## Goal

A continued fraction is a particular way of representing any standard fraction as an expanded out complex fraction with unit numerators.

p/q = x0+1/(x1+1/(x2+1/(x3+...+1/xn))...)

where each xi is a positive integer (except potentially x0 which is just an integer and xn which is greater than 1). For compactness, this is represented as

p/q = [x0; x1, x2, ..., xn].

For example:

[2; 3, 2, 4] = 2 + 1/(3+1/(2+1/4))

= 2 + 1/(3+1/(9/4))

= 2 + 1/(3+(4/9))

= 2 + 1/(31/9)

= 2 + (9/31)

= 71/31

Similarly:

[-2; 1, 1, 3] = -10/7

If supplied a standard fraction, you must find the continued fraction representation or if supplied a continued fraction representation, you must find the standard fraction (in lowest terms) it represents.

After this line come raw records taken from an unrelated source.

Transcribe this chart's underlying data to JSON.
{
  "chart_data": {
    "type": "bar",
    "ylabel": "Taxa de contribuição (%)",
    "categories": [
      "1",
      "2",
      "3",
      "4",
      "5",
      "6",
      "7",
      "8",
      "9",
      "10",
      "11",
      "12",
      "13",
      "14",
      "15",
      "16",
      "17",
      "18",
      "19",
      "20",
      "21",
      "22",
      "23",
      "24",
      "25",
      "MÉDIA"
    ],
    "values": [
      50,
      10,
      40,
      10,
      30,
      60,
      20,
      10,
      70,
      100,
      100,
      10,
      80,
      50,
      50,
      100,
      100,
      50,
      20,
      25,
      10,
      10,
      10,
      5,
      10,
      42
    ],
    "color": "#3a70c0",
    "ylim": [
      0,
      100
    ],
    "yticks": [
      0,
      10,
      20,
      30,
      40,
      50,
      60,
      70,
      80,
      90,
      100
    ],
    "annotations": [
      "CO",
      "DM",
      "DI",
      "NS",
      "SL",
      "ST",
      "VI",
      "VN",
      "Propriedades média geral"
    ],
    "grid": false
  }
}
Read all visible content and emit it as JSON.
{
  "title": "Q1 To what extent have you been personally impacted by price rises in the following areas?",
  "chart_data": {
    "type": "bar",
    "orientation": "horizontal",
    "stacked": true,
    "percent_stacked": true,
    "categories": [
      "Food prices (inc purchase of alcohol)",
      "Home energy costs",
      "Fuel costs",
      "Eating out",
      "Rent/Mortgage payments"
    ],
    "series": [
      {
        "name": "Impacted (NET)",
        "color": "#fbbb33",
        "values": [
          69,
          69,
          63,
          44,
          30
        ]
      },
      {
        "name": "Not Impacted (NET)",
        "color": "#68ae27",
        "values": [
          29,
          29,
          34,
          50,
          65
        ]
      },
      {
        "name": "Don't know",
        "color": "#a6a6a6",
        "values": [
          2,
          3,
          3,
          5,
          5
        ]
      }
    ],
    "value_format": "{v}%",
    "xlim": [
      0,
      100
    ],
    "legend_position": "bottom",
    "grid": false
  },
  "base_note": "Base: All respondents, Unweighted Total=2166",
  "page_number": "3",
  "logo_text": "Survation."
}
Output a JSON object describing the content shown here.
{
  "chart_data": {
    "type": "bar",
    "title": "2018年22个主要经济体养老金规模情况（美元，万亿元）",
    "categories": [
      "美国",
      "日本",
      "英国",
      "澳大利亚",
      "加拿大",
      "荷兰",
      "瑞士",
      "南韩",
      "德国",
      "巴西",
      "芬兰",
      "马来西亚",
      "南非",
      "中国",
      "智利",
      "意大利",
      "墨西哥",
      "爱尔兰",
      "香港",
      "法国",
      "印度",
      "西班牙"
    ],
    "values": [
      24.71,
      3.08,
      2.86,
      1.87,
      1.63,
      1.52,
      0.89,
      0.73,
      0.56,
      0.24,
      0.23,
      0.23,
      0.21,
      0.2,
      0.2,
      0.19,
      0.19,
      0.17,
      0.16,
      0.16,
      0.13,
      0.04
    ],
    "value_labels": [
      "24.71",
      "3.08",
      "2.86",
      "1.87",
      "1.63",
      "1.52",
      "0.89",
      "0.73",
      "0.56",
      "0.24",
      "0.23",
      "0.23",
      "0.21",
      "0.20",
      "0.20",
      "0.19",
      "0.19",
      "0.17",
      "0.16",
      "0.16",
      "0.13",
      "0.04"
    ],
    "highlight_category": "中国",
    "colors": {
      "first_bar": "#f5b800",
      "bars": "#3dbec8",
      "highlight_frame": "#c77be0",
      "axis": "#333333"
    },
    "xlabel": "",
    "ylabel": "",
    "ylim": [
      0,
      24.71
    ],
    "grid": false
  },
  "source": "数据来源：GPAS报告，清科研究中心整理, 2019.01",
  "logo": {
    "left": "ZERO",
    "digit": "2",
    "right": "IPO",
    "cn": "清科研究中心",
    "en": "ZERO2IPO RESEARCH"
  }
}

Every rational number has a unique, terminating (finite) continued fraction as described and each continued fraction represents a unique standard fraction.
Input

String `fraction` either of the form "p/q" or of the form "[x0; x1, x2, ..., xn]"

Output

If you are given a standard fraction "p/q", you must return a string with the continued fraction representation in the form "[x0; x1, x2, ..., xn] where x0 is an integer and each other xi is a positive integer and xn > 1.

If you are given a continued fraction, you must return a string with the standard fraction that it represents (as an improper fraction in lowest terms: p/q). If the fraction is negative, return it with the negative out front. ex: "-2/3"

Constraints

-1000 ≤ x0 ≤ 1000

0 < xi ≤ 1,000 for 0 < i < n

1 < xn ≤ 1,000

-1,000,000 ≤ p ≤ 1,000,000

0 < q ≤ 1,000,000